September 8, 2014
By: Kelly Diamond, Publisher
“If President Obama and his successors continue with their heavy-handed approach of levying sanctions against every country that does something US policymakers don’t like, it will only lead to more countries shunning the dollar and accelerating the dollar’s slide into irrelevance.” — Aug 10, 2014, Ron Paul, former Republican US Congressman
And that is exactly what is happening. Currently, Russia and China, two countries the US loves to hate, are brokering a deal to trade in their own respective currencies. I.e. no longer relying on the USD as the intermediary or the reserve currency.
Where she can, Russia is turning to the Yuan and other Asian currencies to avoid or reduce dependency on the U.S. Dollar.According to a recent article in RT, “Russia will start settling more contracts in Asian currencies, especially the yuan, in order to lessen its dependence on the dollar market, and because of Western-led sanctions that could freeze funds at any moment.”
“The Central Bank of Russia is working on creating a national payment system, which both China and Japan have already established, and is expected to be up and running within four months.”
Another notable development in the Russia-China relationship is that they are trying to create a new joint rating system that would replace that of the S&P and Moody’s. I have my doubts about China being totally transparent or forthwith considering their sketchy dealings in the metals markets. However, the mere attempt at usurping the Western based rating systems should not go unnoticed!
An interesting question came to me when I read both Congressman Paul’s quote and a few articles on the deal being brokered between Russia and China’s respective central banks: Can WE take a lesson in all of this?
If this were a choose-your-own-adventure series, and I answered that question with “no”, then that would be the end of the story. But I truly think there are implications down to the individual level that we are seeing play out here in the United States, and perhaps we would do well to consider follow Russia and China’s lead.
Never in a million years did I think I would ever herald Russia as an example of anything for Americans (insert wry chortle here), but times are a-changing!
What would happen if I switched up a few words in Congressman Paul’s quote? For example:
“If President Obama and his successors continue with their heavy-handed approach of levying taxes on every business and individual that earns a dollar, it will only lead to more of them shunning the dollar and accelerating the dollar’s slide into irrelevance.”
Obviously, Congressman Paul was correct in his assessment of US foreign policy as it pertains to those growing tired of cow-towing to the US. But look at what businesses and some individuals are doing in response to the punitive level of taxation being imposed upon them by the US government.

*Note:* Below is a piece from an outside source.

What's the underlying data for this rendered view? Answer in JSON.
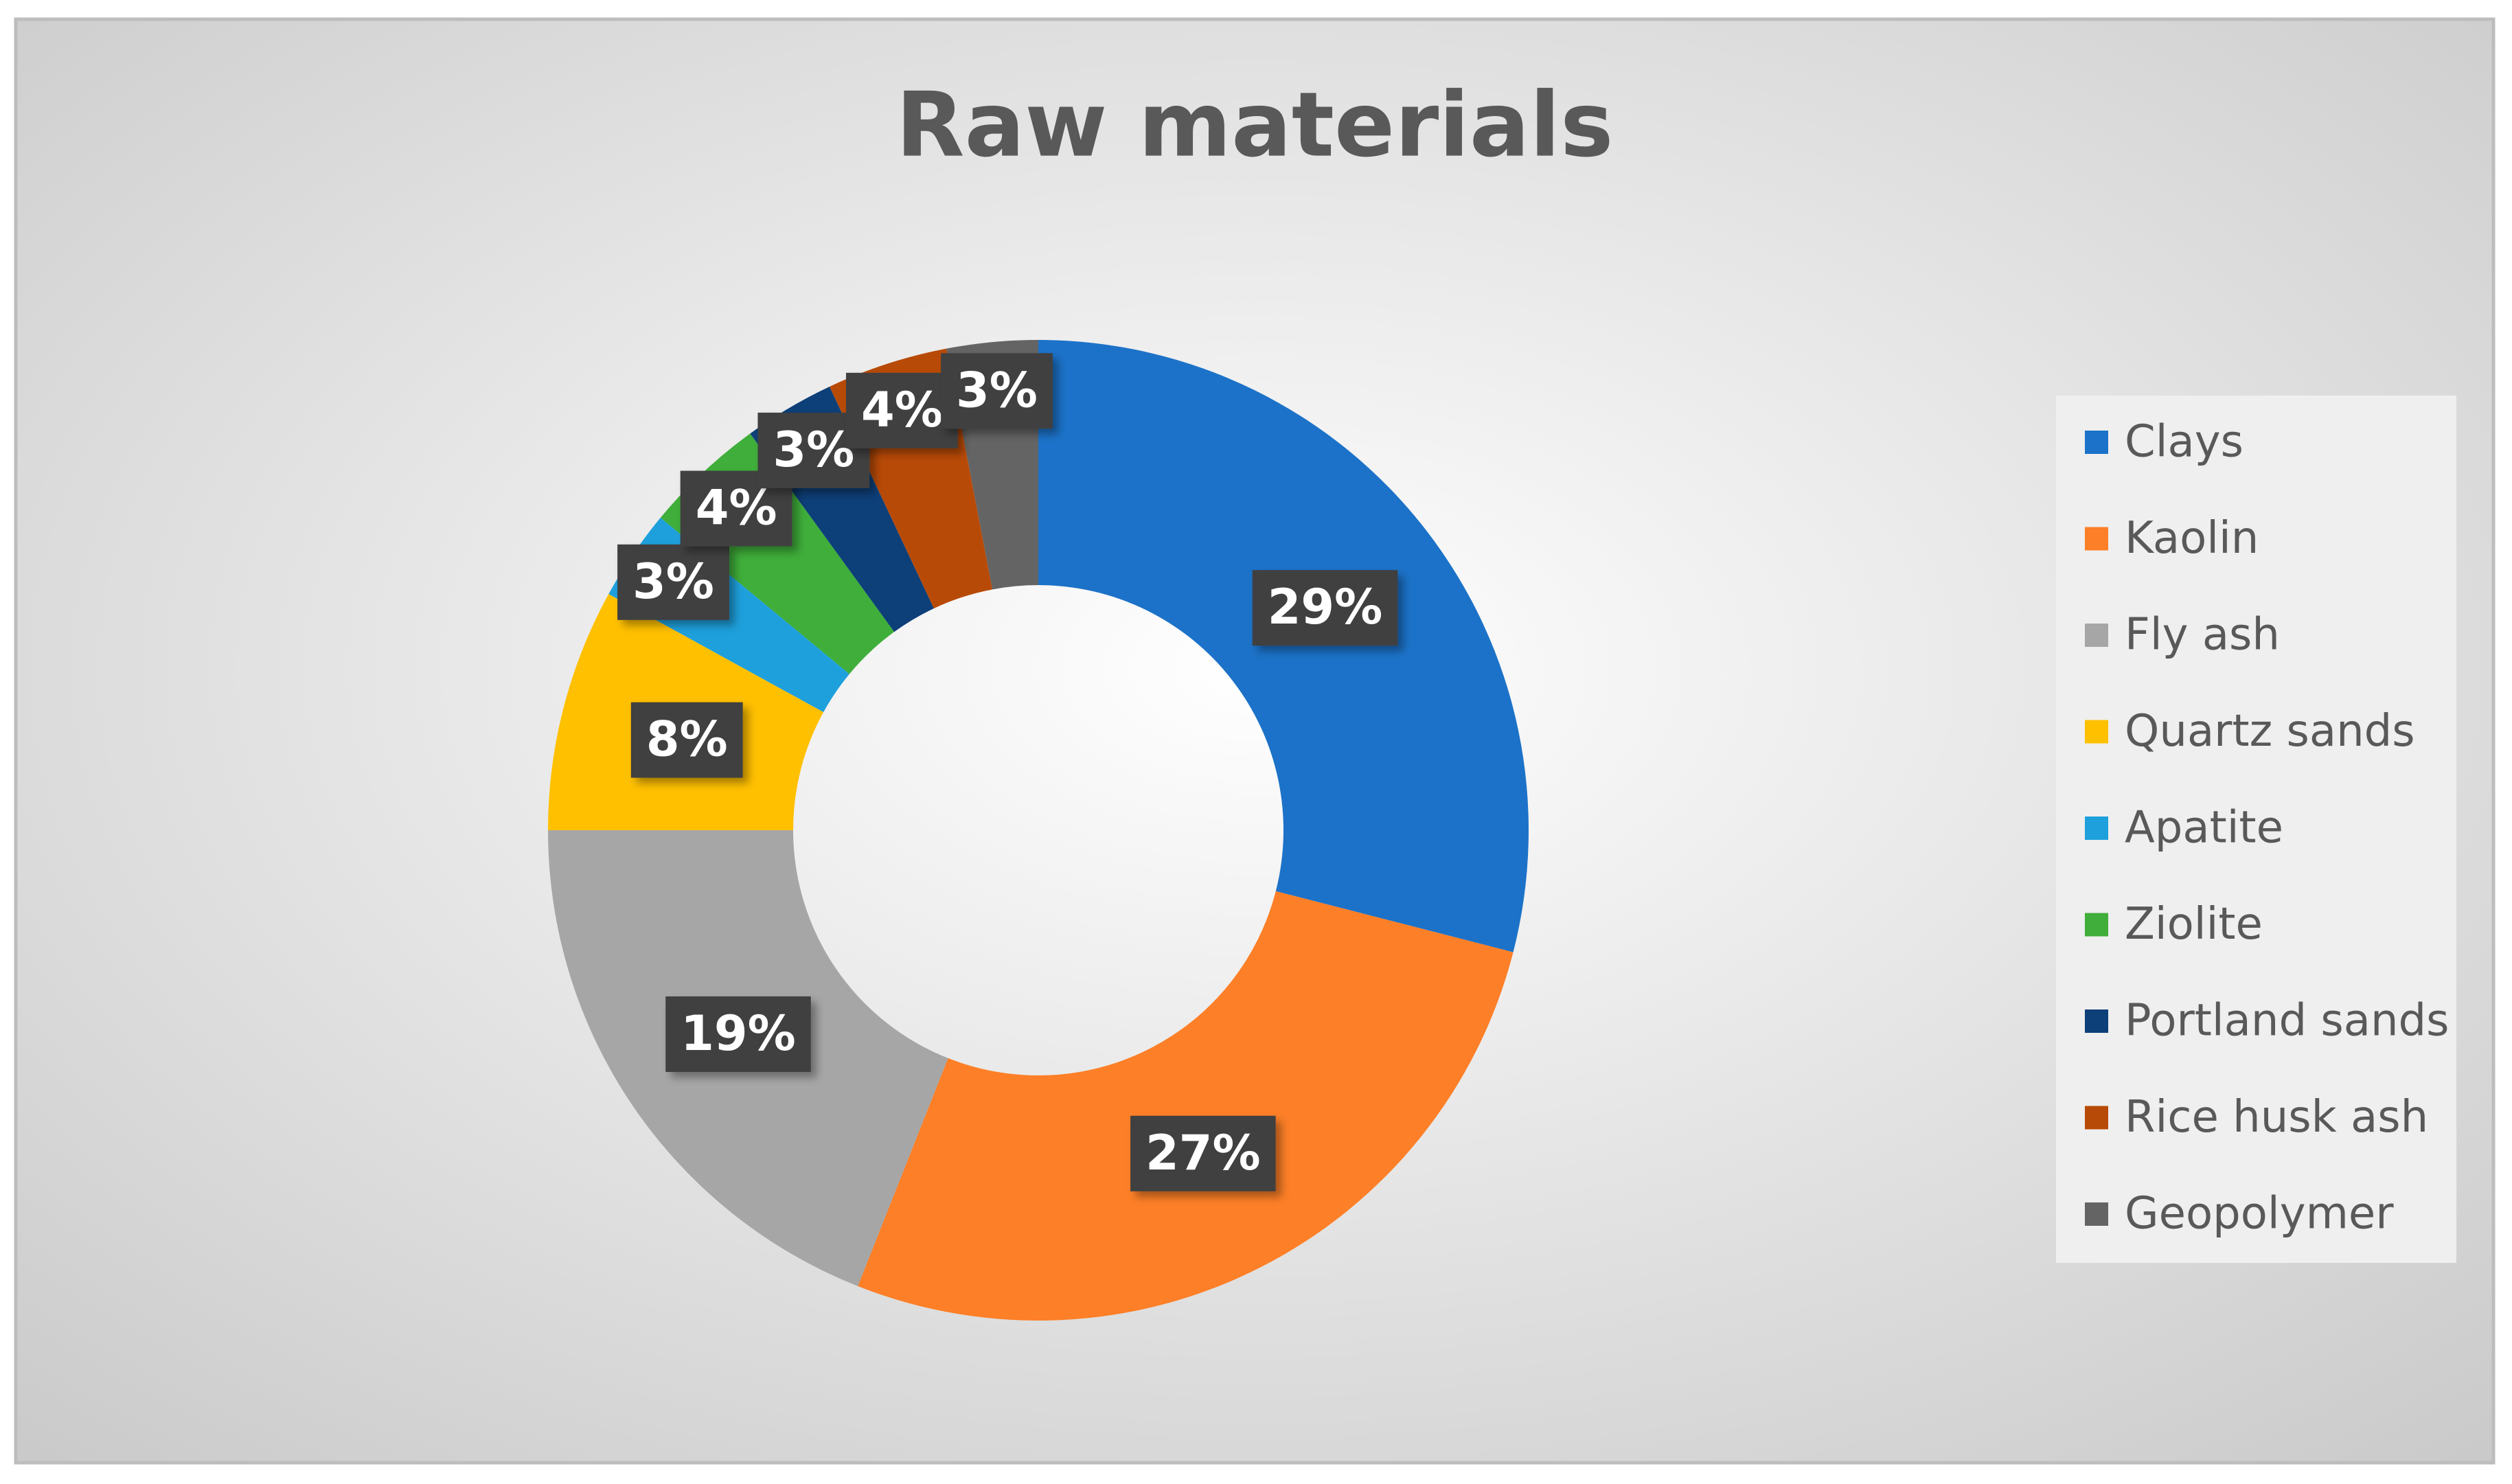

Individuals and businesses alike are leaving or at the very least distancing themselves from the US. Even if they can’t leave entirely, they are getting as much as they can OUT of the US.

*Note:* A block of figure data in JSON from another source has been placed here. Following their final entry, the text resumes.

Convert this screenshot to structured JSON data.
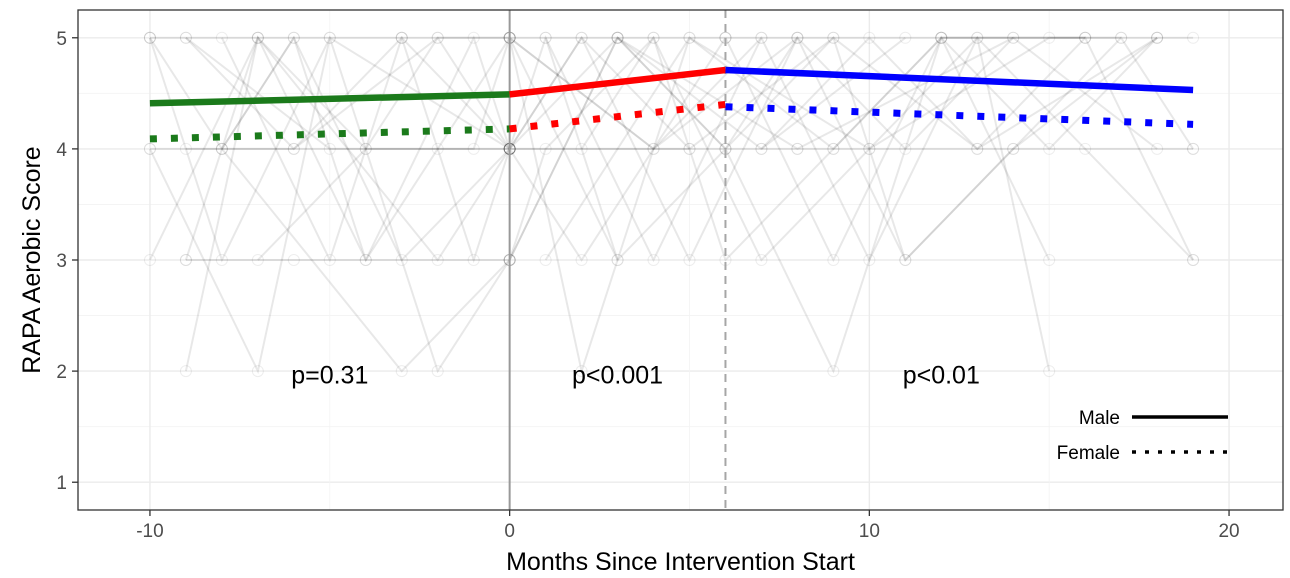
{
  "chart_data": {
    "type": "line",
    "xlabel": "Months Since Intervention Start",
    "ylabel": "RAPA Aerobic Score",
    "xlim": [
      -12,
      21.5
    ],
    "ylim": [
      0.75,
      5.25
    ],
    "x_ticks": [
      -10,
      0,
      10,
      20
    ],
    "x_tick_labels": [
      "-10",
      "0",
      "10",
      "20"
    ],
    "y_ticks": [
      1,
      2,
      3,
      4,
      5
    ],
    "y_tick_labels": [
      "1",
      "2",
      "3",
      "4",
      "5"
    ],
    "grid": true,
    "reference_lines": [
      {
        "x": 0,
        "style": "solid"
      },
      {
        "x": 6,
        "style": "dashed"
      }
    ],
    "series": [
      {
        "name": "Male",
        "segment": "pre",
        "color": "#1b7a1b",
        "style": "solid",
        "x": [
          -10,
          0
        ],
        "y": [
          4.41,
          4.49
        ]
      },
      {
        "name": "Male",
        "segment": "intervention",
        "color": "#ff0000",
        "style": "solid",
        "x": [
          0,
          6
        ],
        "y": [
          4.49,
          4.71
        ]
      },
      {
        "name": "Male",
        "segment": "post",
        "color": "#0000ff",
        "style": "solid",
        "x": [
          6,
          19
        ],
        "y": [
          4.71,
          4.53
        ]
      },
      {
        "name": "Female",
        "segment": "pre",
        "color": "#1b7a1b",
        "style": "dotted",
        "x": [
          -10,
          0
        ],
        "y": [
          4.09,
          4.18
        ]
      },
      {
        "name": "Female",
        "segment": "intervention",
        "color": "#ff0000",
        "style": "dotted",
        "x": [
          0,
          6
        ],
        "y": [
          4.18,
          4.4
        ]
      },
      {
        "name": "Female",
        "segment": "post",
        "color": "#0000ff",
        "style": "dotted",
        "x": [
          6,
          19
        ],
        "y": [
          4.38,
          4.22
        ]
      }
    ],
    "annotations": [
      {
        "text": "p=0.31",
        "x": -5,
        "y": 1.97
      },
      {
        "text": "p<0.001",
        "x": 3,
        "y": 1.97
      },
      {
        "text": "p<0.01",
        "x": 12,
        "y": 1.97
      }
    ],
    "legend": {
      "position": "bottom-right",
      "entries": [
        {
          "label": "Male",
          "style": "solid",
          "color": "#000000"
        },
        {
          "label": "Female",
          "style": "dotted",
          "color": "#000000"
        }
      ]
    },
    "background_trajectories": {
      "color": "#000000",
      "opacity": 0.09,
      "lines": [
        {
          "x": [
            -10,
            -3,
            0,
            6,
            16
          ],
          "y": [
            5,
            5,
            5,
            5,
            5
          ]
        },
        {
          "x": [
            -9,
            -2,
            0,
            8,
            19
          ],
          "y": [
            4,
            4,
            4,
            4,
            4
          ]
        },
        {
          "x": [
            -9,
            -6,
            0
          ],
          "y": [
            3,
            3,
            3
          ]
        },
        {
          "x": [
            -10,
            -7,
            -5,
            0
          ],
          "y": [
            4,
            2,
            5,
            4
          ]
        },
        {
          "x": [
            -9,
            -7,
            -4,
            0,
            3
          ],
          "y": [
            3,
            5,
            3,
            5,
            3
          ]
        },
        {
          "x": [
            -10,
            -8,
            -5,
            -2,
            0
          ],
          "y": [
            5,
            3,
            5,
            2,
            3
          ]
        },
        {
          "x": [
            -8,
            -6,
            -3,
            0,
            2,
            5
          ],
          "y": [
            4,
            5,
            3,
            4,
            5,
            4
          ]
        },
        {
          "x": [
            -9,
            -6,
            -3,
            -1,
            0
          ],
          "y": [
            5,
            4,
            5,
            3,
            4
          ]
        },
        {
          "x": [
            -10,
            -7,
            -4,
            -2,
            0
          ],
          "y": [
            3,
            5,
            4,
            5,
            5
          ]
        },
        {
          "x": [
            -9,
            -7,
            -2,
            0,
            2,
            6
          ],
          "y": [
            2,
            5,
            3,
            4,
            3,
            5
          ]
        },
        {
          "x": [
            -8,
            -5,
            -3,
            0,
            1,
            4,
            7
          ],
          "y": [
            5,
            3,
            5,
            4,
            5,
            3,
            5
          ]
        },
        {
          "x": [
            0,
            3,
            6,
            9,
            12,
            15
          ],
          "y": [
            3,
            5,
            4,
            2,
            5,
            3
          ]
        },
        {
          "x": [
            0,
            2,
            5,
            8,
            11,
            14,
            18
          ],
          "y": [
            4,
            5,
            3,
            5,
            4,
            5,
            4
          ]
        },
        {
          "x": [
            0,
            4,
            7,
            10,
            13,
            16,
            19
          ],
          "y": [
            5,
            4,
            5,
            3,
            5,
            4,
            3
          ]
        },
        {
          "x": [
            0,
            1,
            4,
            6,
            9,
            12,
            17
          ],
          "y": [
            3,
            4,
            5,
            3,
            4,
            5,
            5
          ]
        },
        {
          "x": [
            1,
            3,
            6,
            9,
            11,
            14,
            18
          ],
          "y": [
            5,
            3,
            4,
            5,
            3,
            4,
            5
          ]
        },
        {
          "x": [
            2,
            4,
            7,
            10,
            13,
            15
          ],
          "y": [
            4,
            5,
            3,
            4,
            5,
            2
          ]
        },
        {
          "x": [
            0,
            2,
            5,
            9,
            12,
            16
          ],
          "y": [
            5,
            2,
            5,
            4,
            5,
            5
          ]
        },
        {
          "x": [
            3,
            6,
            8,
            11,
            14,
            17,
            19
          ],
          "y": [
            5,
            4,
            5,
            3,
            4,
            5,
            4
          ]
        },
        {
          "x": [
            -10,
            -6,
            -2,
            0,
            3,
            7,
            11
          ],
          "y": [
            4,
            4,
            5,
            4,
            5,
            4,
            5
          ]
        },
        {
          "x": [
            -9,
            -5,
            -1,
            0,
            4,
            8
          ],
          "y": [
            5,
            4,
            4,
            5,
            4,
            5
          ]
        },
        {
          "x": [
            -7,
            -4,
            0,
            5,
            9,
            13,
            18
          ],
          "y": [
            3,
            4,
            4,
            4,
            5,
            4,
            5
          ]
        },
        {
          "x": [
            6,
            9,
            12,
            15,
            18
          ],
          "y": [
            5,
            3,
            5,
            4,
            5
          ]
        },
        {
          "x": [
            7,
            10,
            13,
            16,
            19
          ],
          "y": [
            4,
            5,
            4,
            5,
            3
          ]
        },
        {
          "x": [
            -10,
            -8,
            -6,
            -4,
            -1,
            0
          ],
          "y": [
            5,
            4,
            5,
            3,
            5,
            4
          ]
        },
        {
          "x": [
            -8,
            -3,
            0,
            3,
            8,
            14
          ],
          "y": [
            4,
            2,
            3,
            5,
            4,
            5
          ]
        },
        {
          "x": [
            1,
            5,
            10,
            15,
            19
          ],
          "y": [
            3,
            5,
            4,
            5,
            5
          ]
        }
      ]
    }
  }
}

I saw this meme the other day:
It would seem that Americans have been looking to their neighbors to the north to escape American oppression in the same way Mexicans have turned to the US to escape theirs. Americans have turned to Canada to dodge the draft, dodge taxes, and in some cases even dodge the death penalty since Canada won’t extradite if the other country intends to sentence them to death.
Distancing from the United States and its policies is not news. Banks in many countries are starting to refuse American clients simply because the requirements imposed by FATCA are not worth the hassle.
I’ve been told that if you ever wanted to see anarchy in practice, look at countries: they are sovereigns. They don’t have a government to answer to, per se. (I don’t count the UN since it’s a joke.) On a global governmental scale, distancing looks different. Russia and China can’t physically go anywhere. They can’t leave the planet if they don’t like it here. They do one of two things: wage wars or use the market.
Russia and China know they cannot take on the US military. It’s the largest in the world by a LOT. It spends more than the next 14 top military spenders in the world. So brute force is not the answer. Economic tactics are the only remaining options and those options are myriad.
Should they boycott the US? Good luck. Should they scare the US and have it exhaust its economic resources? Maybe engage it in another war somewhere else with someone else? Sure. Should they prop up the US and create a little dependency only to pull the rug out when they need you most? Most definitely. Should they engage in commerce and not invite the dollar to the party? I should say so!
All of these tactics are being employed by various countries. The Middle East has its finger on the pulse of American fear. China bought up a bunch of US Treasuries and recently just decided to stop buying as much. And now Russia and China are in cahoots to cut the US out of their business deals.
The last thing remaining would be if some countries stepped up and offered a fast track to citizenship to Americans to rob her of her labor force and entrepreneurs!
The US is an interesting case, because while it wants to be involved in everyone else’s business, its policies preclude anyone from wanting to do business with her. It’s like the schoolyard bully: they are constantly pushing people around, threatening them, and often brutalizing them. Then, they wonder why no one wants to be friends and play with them during recess. Well DUH!